Mueenuddin and Khan were two leaders of the infamous Al-Badr militia manned mostly by students of the radical Jamaat-e-Islami party which was opposed to Bangladesh’s independence from Pakistan and they fled the country when Pakistani troops surrendered after their defeat in the war.


The prosecution lawyers said they had gathered specific evidence that Mueenuddin played a crucial role in the massacre of intellectuals opposed to the Islamists on December 14, 1971 just before the war ended while archival media documents revealed that he had acted like a secret killer.


The International Crimes Tribunal (ICT-2) on June 24 indicted Mueenuddin and Khan on 11 counts of ‘crimes against humanity’ committed during the war.


According to the prosecution evidence, Mueenuddin was the Al-Badr operation in-charge while Ashrafuzzaman Khan was the chief executor of the Gestapo-like elite militia force which is accused of killing top intellectuals, doctors, scholars and journalists during the war.
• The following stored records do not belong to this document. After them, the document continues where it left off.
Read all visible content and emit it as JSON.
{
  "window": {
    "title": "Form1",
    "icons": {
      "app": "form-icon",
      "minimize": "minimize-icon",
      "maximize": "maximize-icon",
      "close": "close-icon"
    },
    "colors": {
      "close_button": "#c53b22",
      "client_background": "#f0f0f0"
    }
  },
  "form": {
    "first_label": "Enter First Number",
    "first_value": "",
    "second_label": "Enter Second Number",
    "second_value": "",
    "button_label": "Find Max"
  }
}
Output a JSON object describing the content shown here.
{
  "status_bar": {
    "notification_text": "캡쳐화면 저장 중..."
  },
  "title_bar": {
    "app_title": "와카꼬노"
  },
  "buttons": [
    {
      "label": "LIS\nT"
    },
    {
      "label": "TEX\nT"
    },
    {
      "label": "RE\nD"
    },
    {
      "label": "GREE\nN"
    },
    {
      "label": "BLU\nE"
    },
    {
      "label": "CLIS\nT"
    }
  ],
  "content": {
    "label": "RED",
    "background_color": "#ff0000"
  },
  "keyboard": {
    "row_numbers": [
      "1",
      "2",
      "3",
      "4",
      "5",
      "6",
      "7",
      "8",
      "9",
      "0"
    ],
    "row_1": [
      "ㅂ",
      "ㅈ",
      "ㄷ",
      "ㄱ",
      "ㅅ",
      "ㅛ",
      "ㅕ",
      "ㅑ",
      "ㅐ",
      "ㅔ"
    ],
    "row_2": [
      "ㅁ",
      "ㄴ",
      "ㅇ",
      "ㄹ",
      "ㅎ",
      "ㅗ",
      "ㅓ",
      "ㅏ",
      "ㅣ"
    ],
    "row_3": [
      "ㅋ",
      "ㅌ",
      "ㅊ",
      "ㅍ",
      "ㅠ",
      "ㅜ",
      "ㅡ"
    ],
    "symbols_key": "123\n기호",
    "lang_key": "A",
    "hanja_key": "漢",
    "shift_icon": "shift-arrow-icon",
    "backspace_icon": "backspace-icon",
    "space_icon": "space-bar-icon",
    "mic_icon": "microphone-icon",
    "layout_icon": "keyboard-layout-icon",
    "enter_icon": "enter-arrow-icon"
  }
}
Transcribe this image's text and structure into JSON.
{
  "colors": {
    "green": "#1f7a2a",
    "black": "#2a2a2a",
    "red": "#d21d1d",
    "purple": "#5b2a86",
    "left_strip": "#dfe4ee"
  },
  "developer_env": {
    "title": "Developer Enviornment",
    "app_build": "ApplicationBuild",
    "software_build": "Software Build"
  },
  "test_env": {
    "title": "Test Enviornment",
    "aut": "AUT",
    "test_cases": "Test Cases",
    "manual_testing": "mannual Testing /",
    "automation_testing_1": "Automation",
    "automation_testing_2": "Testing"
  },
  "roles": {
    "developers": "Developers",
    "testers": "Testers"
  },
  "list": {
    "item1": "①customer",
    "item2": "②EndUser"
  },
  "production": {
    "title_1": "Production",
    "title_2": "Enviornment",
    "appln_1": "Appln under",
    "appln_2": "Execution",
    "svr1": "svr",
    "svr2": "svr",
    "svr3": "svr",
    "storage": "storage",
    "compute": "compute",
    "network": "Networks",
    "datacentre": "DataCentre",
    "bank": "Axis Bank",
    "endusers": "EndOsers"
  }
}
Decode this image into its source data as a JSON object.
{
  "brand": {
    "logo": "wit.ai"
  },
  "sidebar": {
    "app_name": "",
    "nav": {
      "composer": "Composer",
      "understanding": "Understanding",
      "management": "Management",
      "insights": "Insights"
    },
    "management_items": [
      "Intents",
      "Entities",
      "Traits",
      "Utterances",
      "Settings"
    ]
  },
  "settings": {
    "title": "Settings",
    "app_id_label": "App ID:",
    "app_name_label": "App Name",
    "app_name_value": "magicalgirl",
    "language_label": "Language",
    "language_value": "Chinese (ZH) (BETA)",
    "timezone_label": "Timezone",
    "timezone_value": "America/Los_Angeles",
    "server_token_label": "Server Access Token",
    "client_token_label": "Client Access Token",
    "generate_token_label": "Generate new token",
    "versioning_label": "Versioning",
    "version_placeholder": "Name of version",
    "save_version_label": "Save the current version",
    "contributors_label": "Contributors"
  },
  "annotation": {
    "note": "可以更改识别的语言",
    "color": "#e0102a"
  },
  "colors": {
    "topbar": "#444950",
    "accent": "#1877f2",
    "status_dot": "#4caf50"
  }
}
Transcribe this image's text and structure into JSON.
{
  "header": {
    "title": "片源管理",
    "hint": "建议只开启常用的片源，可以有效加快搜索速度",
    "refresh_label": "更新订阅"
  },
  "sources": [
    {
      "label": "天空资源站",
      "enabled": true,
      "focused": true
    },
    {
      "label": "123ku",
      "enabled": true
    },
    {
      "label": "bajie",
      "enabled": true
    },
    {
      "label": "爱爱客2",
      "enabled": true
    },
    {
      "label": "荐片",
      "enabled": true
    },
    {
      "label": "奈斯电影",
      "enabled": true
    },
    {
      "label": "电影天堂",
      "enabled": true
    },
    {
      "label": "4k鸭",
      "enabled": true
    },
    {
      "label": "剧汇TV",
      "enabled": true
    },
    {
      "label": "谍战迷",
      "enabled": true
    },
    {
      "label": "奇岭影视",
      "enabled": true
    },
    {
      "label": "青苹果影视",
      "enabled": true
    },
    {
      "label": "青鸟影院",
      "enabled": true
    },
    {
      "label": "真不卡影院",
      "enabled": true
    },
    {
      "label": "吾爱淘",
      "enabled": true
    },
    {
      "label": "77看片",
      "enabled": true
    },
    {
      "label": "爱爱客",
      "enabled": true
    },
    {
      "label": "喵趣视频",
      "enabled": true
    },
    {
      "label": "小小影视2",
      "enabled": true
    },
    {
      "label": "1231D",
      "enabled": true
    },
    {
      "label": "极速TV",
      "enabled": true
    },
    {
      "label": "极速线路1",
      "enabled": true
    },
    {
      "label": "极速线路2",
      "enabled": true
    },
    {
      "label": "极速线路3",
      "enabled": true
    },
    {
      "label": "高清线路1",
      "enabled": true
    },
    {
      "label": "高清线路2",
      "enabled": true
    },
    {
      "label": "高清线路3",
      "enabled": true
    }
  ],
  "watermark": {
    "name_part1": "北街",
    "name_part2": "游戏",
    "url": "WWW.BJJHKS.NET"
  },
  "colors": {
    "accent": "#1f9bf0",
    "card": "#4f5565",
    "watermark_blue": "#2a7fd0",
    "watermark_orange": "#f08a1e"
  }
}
The tribunals have already handed down death penalty to four top Jamaat leaders and life imprisonment to two others triggering violence across the country that claimed over 150 lives since the first sentence was awarded in January this year.

Source: UNBConnect


    Bangladesh war crimes: Fair trial or persecution?
    http://www.thestatesman.net/news/6440-bangladesh 21.07.2013.Bangladesh Prime Minister Sheikh Hasina Wajid must ask herself what exactly will be achieved by the war crimes trials, whose fairness has been questioned by Bangladesh opposition leaders and human rights’ activists. Last week, a court sentenced a Jamaat-i-Islami leader to death two days after a life sentence was given to a former JI head for a slew of crimes that ranged from the torture of intellectuals to what was termed as genocide. At least five people have been killed in the latest wave of violence as Islamist activists protested against the conviction of former JI head Ghulam Azam. As the trials proceed, it has become impossible to avoid the impression that the judicial proceedings have acquired a partisan character. (1)—-

    Those on trial also include leaders of the opposition Bangladesh National Party led by Khaleda Zia. The former prime minister has called the trials a “farce” because she believes that the ruling Awami League is using the courts to persecute the opposition.
    The AL included the trials in its 2010 campaign, and there is no doubt this must have partly helped it win the polls. But reopening old wounds at a time when the country is already in the grip of severe political violence that has left scores dead doesn’t make political sense. Polarisation between the Islamists and their opponents can quickly degenerate into utter lawlessness as exemplified by the Shahbag protests that are too recent to be forgotten. The 1971 civil war and the brutalities that took place were no doubt traumatic happenings, but the AL government should try to heal the wounds and achieve internal reconciliation instead of exploiting that tragedy through a bizarre mixture of politics and law. A continuation of the trials could push Bangladesh into anarchy.Dawn/ ann (2)—

  2. “The 1971 civil war and the brutalities that took place were no doubt traumatic happenings, but the AL government should try to heal the wounds’
    That’s what govt should do. Those who lost their father/ brothers/sisters/relations, those who were severely injured and their sanctity violated, those who lost everything and those who were tortured CAN THEY FORGIVE THE OFFENDERS?
    What these criminals are trying is to take benefit of their age, reputation and power in the society to get rid of t heir offenses.
    Some depict the events of 1971 as civil war without recognizing that it was an war of independence . /liberation from some devils exploiting us in the name of religion .
    Because these people never wanted to be independent. DO THEY STILL WANT TO BE A PART OF PAKISTAN?
    If we want rule of law then the war criminals must face the trial. FOR THAT MATTER WHOEVER VIOLATE THE ETHICAL CODES SHOULD BE BROUGHT TO JUSTICE.